“Função de reação do BC pode ter mudado, abrindo espaço para uma Selic a 9,5% em meados de 2024”

Livio Ribeiro, pesquisador do FGV IBRE

por Solange Monteiro, do Rio de Janeiro

O início do ciclo de corte da taxa básica de juros da economia esperado para hoje pode levar a Selic a fechar o ano em 11,75% e chegar a meados de 2024 em 9,5% ao ano, afirma Livio Ribeiro, pesquisador do FGV IBRE. Para Ribeiro, esse nível seria reflexo de uma mudança na função de reação do Banco Central, o que significa menos ímpeto em alcançar o centro da meta de inflação até o fim de 2024, estando mais focado em deixar o IPCA dentro do intervalo de tolerância - o que já lhe isenta da responsabilidade de explicar ao ministro da Fazenda os motivos de não-cumprimento e detalhar ações corretivas. “O modelo do BC não aponta para esse relaxamento; mas o que vemos é que o Banco prevê um IPCA acima dos 3% para o ano que vem e discute cortar juros”, pondera. 

Com isso, diz Ribeiro, muda-se o cálculo de orçamento máximo de corte de juros. Considerando um nível que comporte a inflação em torno dos 4% no final de 2024, o pesquisador considera que a Selic poderá chegar ao menos a 11,75% no final deste ano e a 9,5% em meados de 2024 (após a decisão do Copom, Ribeiro revisou esta projeção para 9%). 

Ribeiro afirma que a mudança do cenário de expectativas observada com a atual evolução dos preços alimenta um entendimento no mercado de que ter o IPCA dentro da meta está ok - ele ressalta que a expectativa de corte da Selic se dá em um contexto em que também o mercado prevê inflação fora da meta em 2024, com a projeção do último relatório Focus, de 31/7, de IPCA em 3,89% no fim de 2024. O pesquisador não identifica riscos inflacionários significativos que possam alterar esse caminho. “Entretanto, não podemos esquecer que hoje a inflação de curto prazo como aconteceu no segundo semestre de 2022 e a de agora refletem mudanças de regra de jogo, especialmente na gasolina e o subsídio dos automóveis”, cita. “Hoje a gasolina opera 25% abaixo da paridade. É uma escolha. Somada à medida para baratear carro zero-quilômetro, já chegamos a um impacto de 100 pontos-base (bps) de inflação.” Ribeiro avalia que 2024 não será marcado por atividade aquecida - “não teremos tanta ajuda do agro, e o corte de juros não tem a potência que todos esperam para acelerar a atividade no curto prazo” -, a não ser se forem acionadas medidas expansionistas, como de impulso ao crédito, que podem comprometer o contexto macroeconômico para o equilíbrio de preços. “Hoje, já estamos observando mudanças de fundo significativas - como a política de preços da Petrobras e mudanças múltiplas de estrutura tributária já no curto prazo - que também são significativas, e deveriam competir em atenção com a política monetária”, diz. 

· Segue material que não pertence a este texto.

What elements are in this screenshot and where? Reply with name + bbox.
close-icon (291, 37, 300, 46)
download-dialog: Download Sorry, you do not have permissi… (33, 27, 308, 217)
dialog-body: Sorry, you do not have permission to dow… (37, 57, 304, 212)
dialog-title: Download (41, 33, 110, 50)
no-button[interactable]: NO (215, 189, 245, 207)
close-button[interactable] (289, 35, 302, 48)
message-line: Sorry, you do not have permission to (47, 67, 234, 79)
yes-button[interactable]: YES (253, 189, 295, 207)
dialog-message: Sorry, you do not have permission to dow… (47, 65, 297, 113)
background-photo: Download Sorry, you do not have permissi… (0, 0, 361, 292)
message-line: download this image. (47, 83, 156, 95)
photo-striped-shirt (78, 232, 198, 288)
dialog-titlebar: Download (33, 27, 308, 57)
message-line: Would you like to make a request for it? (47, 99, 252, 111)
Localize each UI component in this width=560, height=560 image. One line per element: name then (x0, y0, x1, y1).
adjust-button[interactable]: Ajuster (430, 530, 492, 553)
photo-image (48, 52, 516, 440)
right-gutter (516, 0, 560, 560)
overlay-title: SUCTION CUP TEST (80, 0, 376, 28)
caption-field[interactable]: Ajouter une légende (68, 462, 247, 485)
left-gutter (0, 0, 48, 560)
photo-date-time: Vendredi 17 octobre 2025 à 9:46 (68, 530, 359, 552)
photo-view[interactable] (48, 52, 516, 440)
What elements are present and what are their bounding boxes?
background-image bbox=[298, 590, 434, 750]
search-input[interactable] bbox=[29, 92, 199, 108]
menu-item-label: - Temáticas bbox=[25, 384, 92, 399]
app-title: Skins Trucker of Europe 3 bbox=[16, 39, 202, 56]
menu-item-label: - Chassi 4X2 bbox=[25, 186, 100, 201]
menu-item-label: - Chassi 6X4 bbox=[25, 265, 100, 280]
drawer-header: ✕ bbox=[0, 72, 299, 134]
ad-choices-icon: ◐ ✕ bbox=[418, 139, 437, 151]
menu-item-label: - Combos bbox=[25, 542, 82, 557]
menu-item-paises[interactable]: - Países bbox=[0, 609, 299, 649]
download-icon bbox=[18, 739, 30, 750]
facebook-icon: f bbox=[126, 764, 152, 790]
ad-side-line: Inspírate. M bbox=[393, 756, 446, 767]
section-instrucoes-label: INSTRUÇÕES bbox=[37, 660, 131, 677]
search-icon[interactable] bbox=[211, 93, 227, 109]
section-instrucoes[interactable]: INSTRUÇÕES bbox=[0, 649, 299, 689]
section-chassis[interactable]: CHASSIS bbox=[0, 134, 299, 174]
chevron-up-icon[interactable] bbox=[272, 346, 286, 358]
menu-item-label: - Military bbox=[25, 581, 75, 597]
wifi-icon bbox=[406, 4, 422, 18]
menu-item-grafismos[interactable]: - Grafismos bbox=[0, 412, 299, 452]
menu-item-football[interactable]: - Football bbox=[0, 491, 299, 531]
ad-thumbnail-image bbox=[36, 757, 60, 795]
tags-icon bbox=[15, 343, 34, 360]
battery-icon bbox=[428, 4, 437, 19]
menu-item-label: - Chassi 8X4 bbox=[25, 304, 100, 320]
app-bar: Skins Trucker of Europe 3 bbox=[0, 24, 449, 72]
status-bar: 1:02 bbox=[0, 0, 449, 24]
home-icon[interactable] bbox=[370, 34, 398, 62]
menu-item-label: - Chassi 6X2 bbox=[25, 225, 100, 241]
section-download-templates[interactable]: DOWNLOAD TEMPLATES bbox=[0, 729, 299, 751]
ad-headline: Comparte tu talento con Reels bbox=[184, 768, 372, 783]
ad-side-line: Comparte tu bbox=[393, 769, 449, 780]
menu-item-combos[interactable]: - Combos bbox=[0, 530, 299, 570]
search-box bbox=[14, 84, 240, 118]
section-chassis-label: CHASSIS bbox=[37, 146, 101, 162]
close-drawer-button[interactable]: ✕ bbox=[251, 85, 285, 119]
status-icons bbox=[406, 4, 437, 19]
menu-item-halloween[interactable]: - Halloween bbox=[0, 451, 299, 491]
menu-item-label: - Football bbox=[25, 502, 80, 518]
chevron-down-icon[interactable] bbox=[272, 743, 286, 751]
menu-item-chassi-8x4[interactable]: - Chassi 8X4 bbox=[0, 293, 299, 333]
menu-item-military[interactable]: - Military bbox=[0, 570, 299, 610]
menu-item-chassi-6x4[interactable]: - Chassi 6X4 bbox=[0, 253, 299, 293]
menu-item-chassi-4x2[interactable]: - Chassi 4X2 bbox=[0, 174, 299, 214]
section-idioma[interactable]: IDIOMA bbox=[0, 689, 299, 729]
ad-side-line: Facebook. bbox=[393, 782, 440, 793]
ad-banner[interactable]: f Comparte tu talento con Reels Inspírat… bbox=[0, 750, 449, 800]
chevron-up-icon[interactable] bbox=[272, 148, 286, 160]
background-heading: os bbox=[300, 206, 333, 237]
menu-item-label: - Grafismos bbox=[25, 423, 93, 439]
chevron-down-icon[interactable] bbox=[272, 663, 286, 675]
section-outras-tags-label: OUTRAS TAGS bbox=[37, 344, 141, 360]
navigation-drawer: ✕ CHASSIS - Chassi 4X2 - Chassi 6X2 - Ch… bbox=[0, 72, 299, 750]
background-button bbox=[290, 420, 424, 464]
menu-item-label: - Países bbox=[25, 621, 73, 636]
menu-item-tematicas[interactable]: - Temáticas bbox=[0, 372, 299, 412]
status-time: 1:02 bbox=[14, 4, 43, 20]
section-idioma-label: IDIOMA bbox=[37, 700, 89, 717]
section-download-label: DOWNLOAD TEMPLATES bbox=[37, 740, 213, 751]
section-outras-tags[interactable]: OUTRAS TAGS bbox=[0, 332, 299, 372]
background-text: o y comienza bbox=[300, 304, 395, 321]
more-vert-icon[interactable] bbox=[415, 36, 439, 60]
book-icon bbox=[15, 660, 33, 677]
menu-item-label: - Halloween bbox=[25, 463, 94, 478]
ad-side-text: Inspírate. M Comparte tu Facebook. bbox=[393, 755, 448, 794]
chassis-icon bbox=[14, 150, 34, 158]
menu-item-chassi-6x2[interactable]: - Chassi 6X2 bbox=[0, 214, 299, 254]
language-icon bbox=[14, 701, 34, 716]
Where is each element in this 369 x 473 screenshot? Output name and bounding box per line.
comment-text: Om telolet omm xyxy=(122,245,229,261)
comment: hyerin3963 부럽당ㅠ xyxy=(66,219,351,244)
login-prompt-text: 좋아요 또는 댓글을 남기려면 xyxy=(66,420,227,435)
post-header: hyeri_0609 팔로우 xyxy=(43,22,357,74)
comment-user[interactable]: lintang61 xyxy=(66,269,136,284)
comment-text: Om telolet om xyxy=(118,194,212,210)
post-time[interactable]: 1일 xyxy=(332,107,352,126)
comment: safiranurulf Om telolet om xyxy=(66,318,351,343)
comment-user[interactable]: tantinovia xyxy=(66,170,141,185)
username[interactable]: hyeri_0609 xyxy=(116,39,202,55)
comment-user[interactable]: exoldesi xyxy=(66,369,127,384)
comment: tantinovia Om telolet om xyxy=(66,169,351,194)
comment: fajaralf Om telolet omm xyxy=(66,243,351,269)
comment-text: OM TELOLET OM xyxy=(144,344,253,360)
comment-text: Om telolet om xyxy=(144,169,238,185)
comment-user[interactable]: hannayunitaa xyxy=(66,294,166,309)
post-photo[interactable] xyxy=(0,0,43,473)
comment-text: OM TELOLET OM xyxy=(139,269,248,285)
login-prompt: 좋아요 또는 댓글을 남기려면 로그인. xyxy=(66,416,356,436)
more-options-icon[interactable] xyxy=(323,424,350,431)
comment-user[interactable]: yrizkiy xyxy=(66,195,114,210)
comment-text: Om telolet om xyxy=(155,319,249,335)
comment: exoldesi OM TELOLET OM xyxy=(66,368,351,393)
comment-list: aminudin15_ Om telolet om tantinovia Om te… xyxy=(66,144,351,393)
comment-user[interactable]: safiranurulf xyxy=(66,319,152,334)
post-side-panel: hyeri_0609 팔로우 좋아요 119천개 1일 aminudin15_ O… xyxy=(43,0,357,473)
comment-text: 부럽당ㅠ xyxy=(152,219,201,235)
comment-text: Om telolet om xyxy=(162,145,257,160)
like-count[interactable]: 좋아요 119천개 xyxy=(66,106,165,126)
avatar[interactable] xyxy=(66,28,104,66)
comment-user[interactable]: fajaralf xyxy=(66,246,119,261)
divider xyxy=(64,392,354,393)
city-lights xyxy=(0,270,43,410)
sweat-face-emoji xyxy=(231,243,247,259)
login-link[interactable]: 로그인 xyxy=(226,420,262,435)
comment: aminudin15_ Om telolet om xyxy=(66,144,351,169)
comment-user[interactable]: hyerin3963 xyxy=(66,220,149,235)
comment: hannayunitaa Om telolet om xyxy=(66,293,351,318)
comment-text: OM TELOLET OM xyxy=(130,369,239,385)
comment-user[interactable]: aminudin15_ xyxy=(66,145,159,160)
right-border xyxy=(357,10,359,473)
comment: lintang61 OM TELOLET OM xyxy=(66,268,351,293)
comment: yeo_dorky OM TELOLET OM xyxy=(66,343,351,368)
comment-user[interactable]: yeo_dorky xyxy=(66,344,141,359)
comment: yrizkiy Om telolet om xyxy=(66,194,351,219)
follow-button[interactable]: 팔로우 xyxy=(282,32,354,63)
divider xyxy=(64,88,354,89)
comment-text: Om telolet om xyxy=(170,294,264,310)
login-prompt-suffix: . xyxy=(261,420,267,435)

Voltando ao horizonte do BC, o pesquisador afirma que ainda é preciso esperar para saber como será a atuação objetiva do BC nesse novo regime de meta contínua, de 3%, definido em junho. Ele afirma que a concepção de que o BC continue detendo a prerrogativa de definir o horizonte de convergência pode mudar conforme o que o decreto presidencial determinar. “Essa discussão está na mesa. Pode ser que não seja levada a cabo qualquer alteração, mas é bom desconfiar de mudanças que são feitas para deixar tudo igual. Se o decreto vier com prazos, será uma forma de ajustar o conceito de autonomia do BC que hoje temos”, lembra. 

Depois da comunicação controversa entre o comunicado e a ata da última reunião do Copom, Ribeiro indica que desta vez o BC também terá desafios em informar a decisão desta atual reunião, destacando que dificilmente o Comitê chegará a uma decisão unânime. “Provavelmente, chegarão à eleição de corte de 0,5 ponto porcentual (pp) - decisão inconsistente com o grupo minoritário que defende cautela -, com dissenso para 0,25 pp, que está abaixo da precificação atual do mercado. Isso trará desafios de comunicação”, afirma. Outro elemento que Ribeiro aponta como não trivial na atividade do BC daqui adiante é a chegada de Gabriel Galípolo, indicado pelo governo Lula, como diretor de Política Monetária. “O fato de ser um diretor que tem a Presidência do BC como horizonte é algo delicado, pois pode também pode influenciar a dinâmica da instituição”, lembra. 

 


As opiniões expressas neste artigo são de responsabilidade exclusiva do autor, não refletindo necessariamente a opinião institucional da FGV.